As the period for applying for a Paycheck Protection Program loan closes next week on June 30, attention is fully on maximizing the forgiveness of the existing PPP loans. For perspective, as of June 20, there remained $128.354 billion available for PPP loans, and since June 6, there have been only 134,677 new PPP loans for a total of about $2.4 billion approved.
Following the enactment of the Paycheck Protection Program Flexibility Act of 2020 on June 5, the Small Business Administration and US Treasury Department, on June 22, posted revisions to prior Interim Final Rules regarding PPP loan forgiveness and SBA review. These revisions address changes in the law, as well as the promulgation of a simplified PPP Loan Forgiveness Application Form 3508EZ for PPP loan borrowers who are self-employed without employees or for employers who do not have sufficient reductions in employee headcount or wages to trigger a reduction in the forgiveness amount, as described in the instructions: https://home.treasury.gov/system/files/136/PPP-Loan-Forgiveness-Application-Form-EZ-Instructions.pdfLoan Forgiveness
Most of the changes are language revisions to conform to the statutory changes, but there are a few pieces of new information. First, the revisions clarify that a borrower may submit a loan forgiveness application prior to the end of the new 24-week “covered period” if all the PPP loan proceeds have been fully used, but, for purposes of determining and applying employee headcount or wage levels that have been reduced below 25%, the entire 8-week or 24-week excess salary reduction must be accounted for; it cannot be cut off mid-period by an early application.

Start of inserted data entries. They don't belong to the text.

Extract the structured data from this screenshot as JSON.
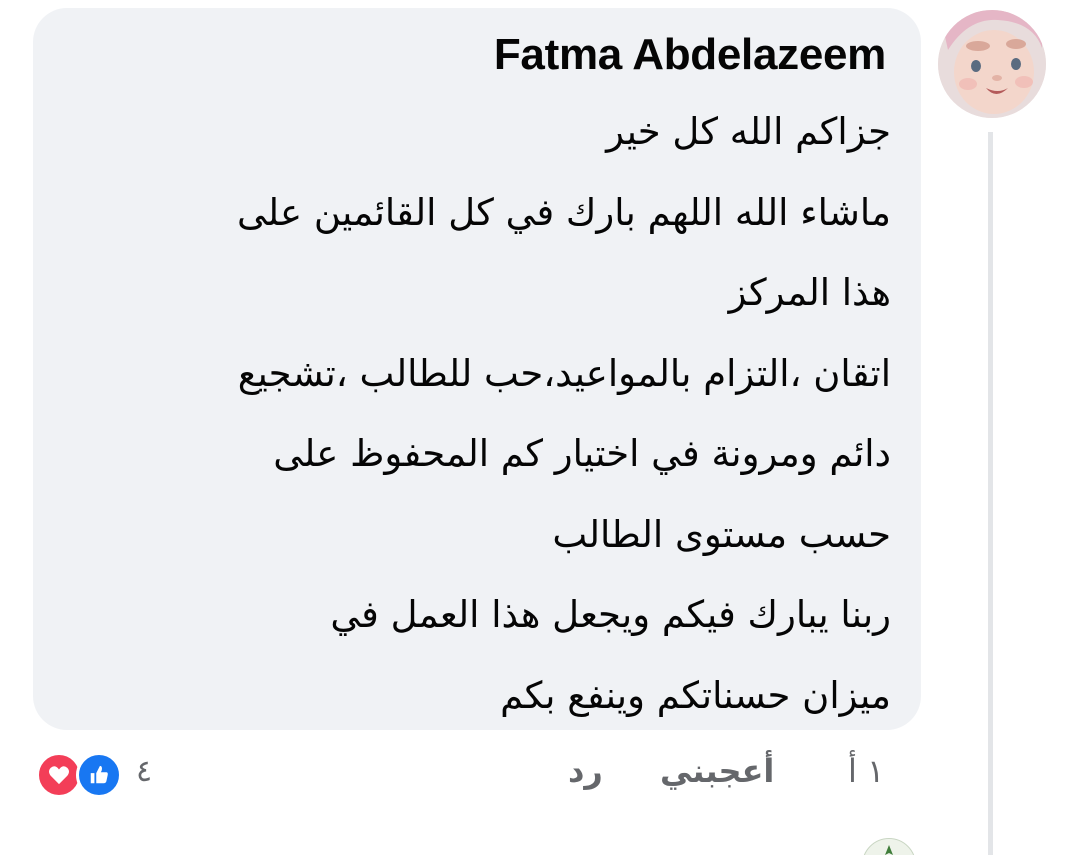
{
  "comment": {
    "author": "Fatma Abdelazeem",
    "lines": [
      "جزاكم الله كل خير",
      "ماشاء الله اللهم بارك في كل القائمين على",
      "هذا المركز",
      "اتقان ،التزام بالمواعيد،حب للطالب ،تشجيع",
      "دائم ومرونة في اختيار كم المحفوظ على",
      "حسب مستوى الطالب",
      "ربنا يبارك فيكم ويجعل هذا العمل في",
      "ميزان حسناتكم وينفع بكم"
    ]
  },
  "actions": {
    "time": "١ أ",
    "like_label": "أعجبني",
    "reply_label": "رد"
  },
  "reactions": {
    "count": "٤",
    "icons": [
      "love-icon",
      "like-icon"
    ],
    "colors": {
      "love": "#f33e58",
      "like": "#1877f2"
    }
  },
  "avatar": {
    "icon": "baby-profile-photo"
  },
  "next_comment": {
    "author_partial": ""
  },
  "colors": {
    "bubble": "#f0f2f5",
    "text": "#050505",
    "secondary": "#65676b",
    "thread_line": "#e3e5e8"
  }
}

The changes expand and clarify caps on owner-employees by separately addressing owner-employees of C corporations, S corporations, Schedule C or F filers, and general partners. While C-corporation owner-employees are capped at 2019 cash compensation and employee retirement and health insurance contributions, S-corporation owner-employees may not include health insurance contributions (because they are already included in cash compensation). Schedule F filers were added Schedule C filers as capped at 2019 net profit.
The new Rule reflects two new exemptions on the reduction of loan forgiveness based on employee availability and business activity set forth in the Flexibility Act. The exemption for employees whose hours were reduced and who declined an offer of restoration was not addressed in the Flexibility Act, and so prior rules are retained, but prior rules regarding employees who refuse and offer to be rehired is superseded by the new rules, which relate to both an inability to rehire employees or hire replacement employees, as well as a reduction in business activity resulting from compliance with requirements for sanitation, social distancing or other worker or customer safety requirements issued by the Secretary of Health and Human Services, the Centers for Disease Control and Prevention, or the Occupational Safety and Health Administration. While the rules specify these three federal agencies, they also provide for a reduction of business activity based on indirect compliance and provide as an example of this a local government order for business shutdowns based on CDC guidance issued in March 2020.
To obtain forgiveness based on the business activity exemption, applicants must document in good faith the reduction in activity and must include copies of applicable COVID requirements or guidance for each business location and relevant financial records evidencing the decline in business activity. To document the indirect effect of government requirements, an applicant must include a copy of a local government shutdown order that expressly references an applicable federal agency requirement of guidelines.
With respect to SBA review of loan forgiveness applications, the prior rules granted a borrower whose loan forgiveness application was denied by the lender the right to have the SBA review the decision. The new rules provide that the SBA may decline to review the denial but provides no standards by which the SBA makes that decision. Additionally, if a lender receives notice of an SBA review of a PPP loan before it receives the loan forgiveness application, the new rules require that the borrower submit all of the applicable documentation that the loan forgiveness instructions otherwise require the borrower to maintain but not submit.